The ENB-related pneumothorax rate was 7.4%, although a slightly lower percentage, 5.1%, required intervention or hospitalization. According to the ENB-related Common Terminology Criteria for Adverse Events, 2.3% of patients had grade 2 or higher bronchopulmonary hemorrhage and 0.6% of patients had grade 4 or higher respiratory failure. Although the secondary endpoint, diagnostic yield, was not met because of inadequate follow-up time, the navigational success rate, defined as access to the intended lung lesion, was 96.6%, which offers some sense of efficacy.
“The purpose of this study is to show that [ENB] is very safe,” Dr. Lau said in an interview. “And the numbers are significantly better than historic CT-guided biopsy data.”
Considering the choice between ENB and CT-guided biopsy, invited discussant Anne-Marie Dingemans, MD, of Maastricht University, the Netherlands, offered a different viewpoint.
“CT-guided biopsies are low cost ... and the sensitivity is very, very high,” Dr. Dingemans said. “In good hands, with a good radiologist, you have a high chance that you will have a good diagnosis of the nodules.” She also noted that a bronchus sign does not impact efficacy.
“I’m very into CT-guided biopsies,” Dr.
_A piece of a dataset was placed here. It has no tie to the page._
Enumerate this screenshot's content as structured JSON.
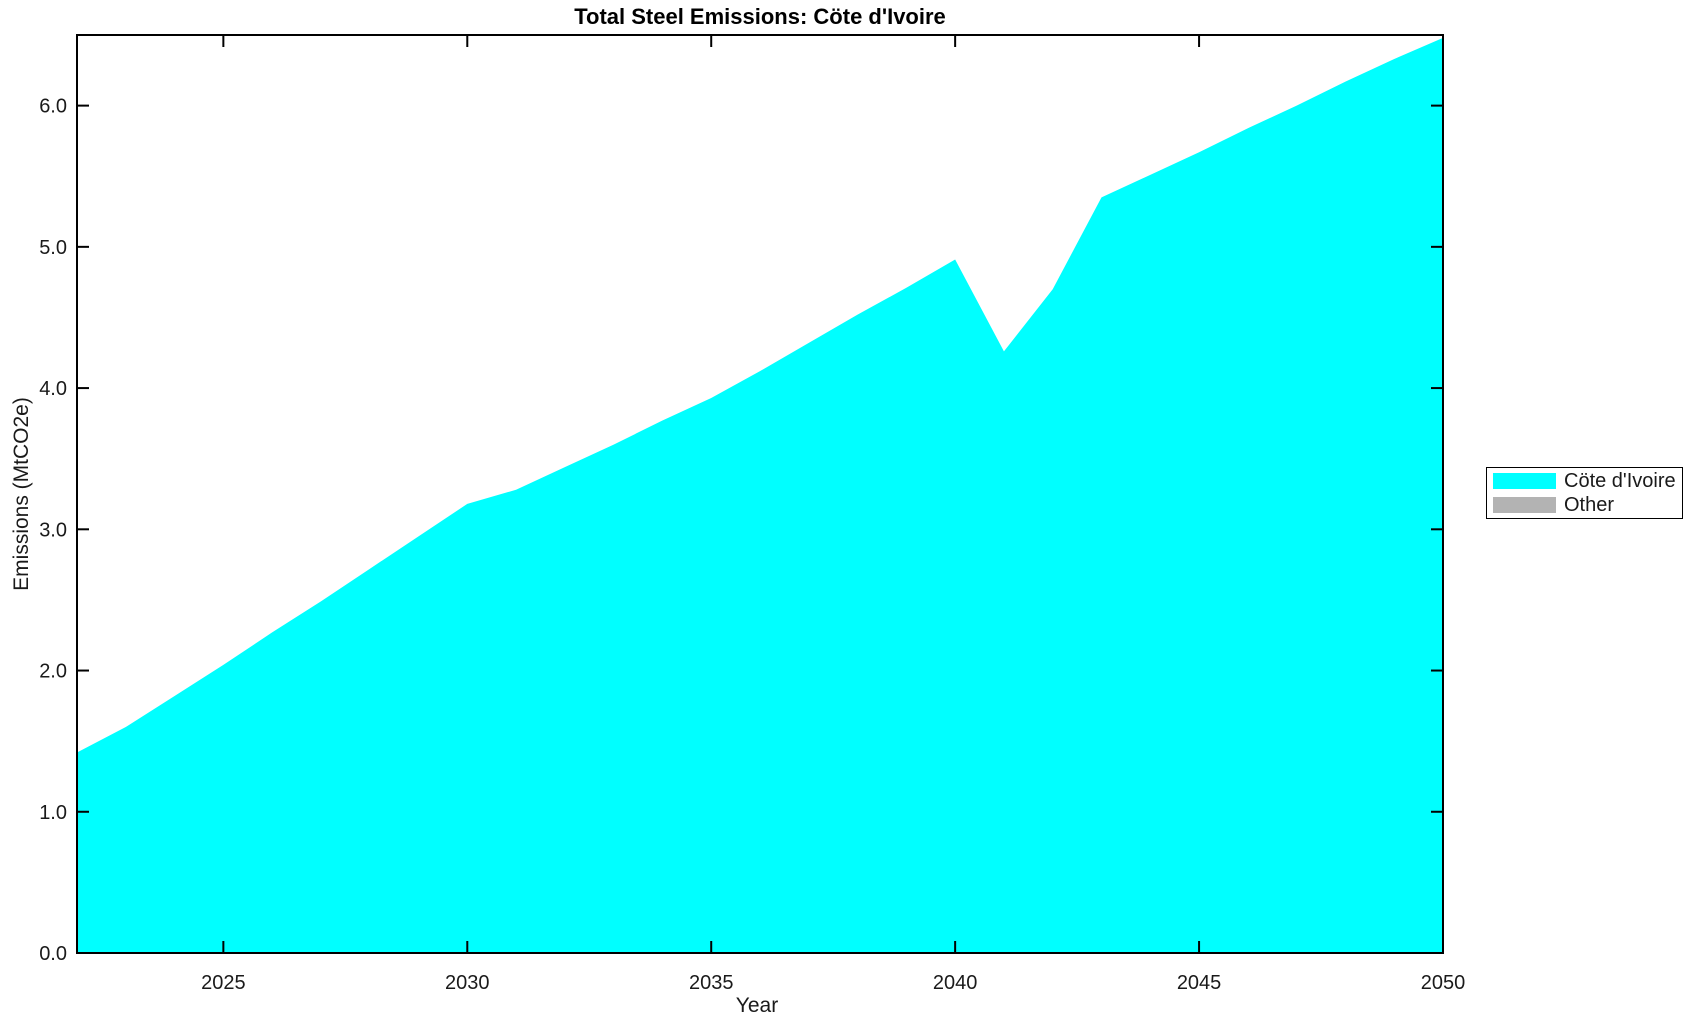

Dingemans continued, noting that the radiologist at her treatment center takes biopsies with a 10-gauge large-core needle. With this technique, Dr. Dingemans reported a 5.7% pneumothorax rate, which is comparable with the present NAVIGATE data.
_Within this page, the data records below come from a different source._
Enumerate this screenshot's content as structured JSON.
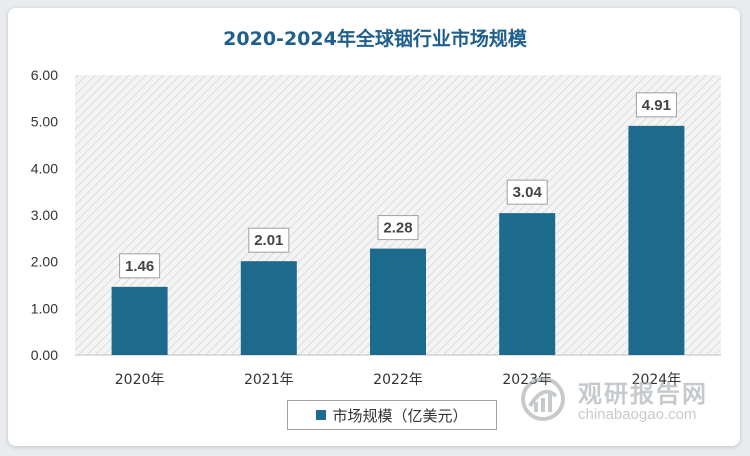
{
  "chart_data": {
    "type": "bar",
    "title": "2020-2024年全球铟行业市场规模",
    "categories": [
      "2020年",
      "2021年",
      "2022年",
      "2023年",
      "2024年"
    ],
    "series": [
      {
        "name": "市场规模（亿美元）",
        "values": [
          1.46,
          2.01,
          2.28,
          3.04,
          4.91
        ]
      }
    ],
    "ylim": [
      0,
      6
    ],
    "yticks": [
      "0.00",
      "1.00",
      "2.00",
      "3.00",
      "4.00",
      "5.00",
      "6.00"
    ],
    "data_labels": [
      "1.46",
      "2.01",
      "2.28",
      "3.04",
      "4.91"
    ],
    "grid": false,
    "legend": "bottom",
    "bar_color": "#1c6b8d"
  },
  "watermark": {
    "text_cn": "观研报告网",
    "text_en": "chinabaogao.com"
  }
}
However, Dr. Lau contested this figure.
“The pneumothorax rates [for CT-guided biopsy] in larger studies have always been about 20% to 40%,” Dr. Lau said. “You can’t compare large overall practice in a pragmatic study capturing everyone versus one single center. The truth is, most centers will have a 20% pneumothorax rate.”
Dr. Lau added that patient experiences are likely to be better with ENB than with CT-guided percutaneous biopsy.
“To me, patient comfort for biopsy is essential,” Dr. Lau said. “Having a needle stuck into your chest – it’s very uncomfortable. I’ve had patients who’ve come to me after they had a percutaneous biopsy and who for some reason needed a re-biopsy ... those patients almost always wish they had navigational bronchoscopy the first time because there would be no pain for them.”
When asked about capital cost concerns surrounding ENB, Dr. Lau suggested that the benefits outweigh the costs.
“The most expensive procedure is the one you have to do again,” Dr. Lau said. “So what we do is put a brush in, and a needle, and a biopsy, and hopefully, one of those three, if not all three, gets tissue, and we can do that with navigational bronchoscopy because there is one channel down. You can’t repeatedly stick needles into patients. By definition, you can’t throw three needle jabs, because you will get a 90% pneumothorax rate. And that’s the beauty of navigational bronchoscopy as well, because in the NAVIGATE series, a number of patients, about 10%, had multiple lesions biopsied.” Furthermore, Dr. Lau noted, percutaneous biopsy is “almost never” performed bilaterally, for fear of collapsing both lungs, but this is not the case with ENB. “We’ve done it on patients who have one lung,” he said.
Dr. Lau predicted that costs of ENB will come down with time. “Because of the number of products increasing, the price will drop,” he said.
Concluding the interview, Dr. Lau offered a summarizing message: “If you want to give the patient the safe option, you should do [ENB], and when it becomes more popular, the price will fall,” he said.
Medtronic funded the study. The investigators reported financial relationships with Olympus, Ambu, PulmonX, Boston Scientific, and others.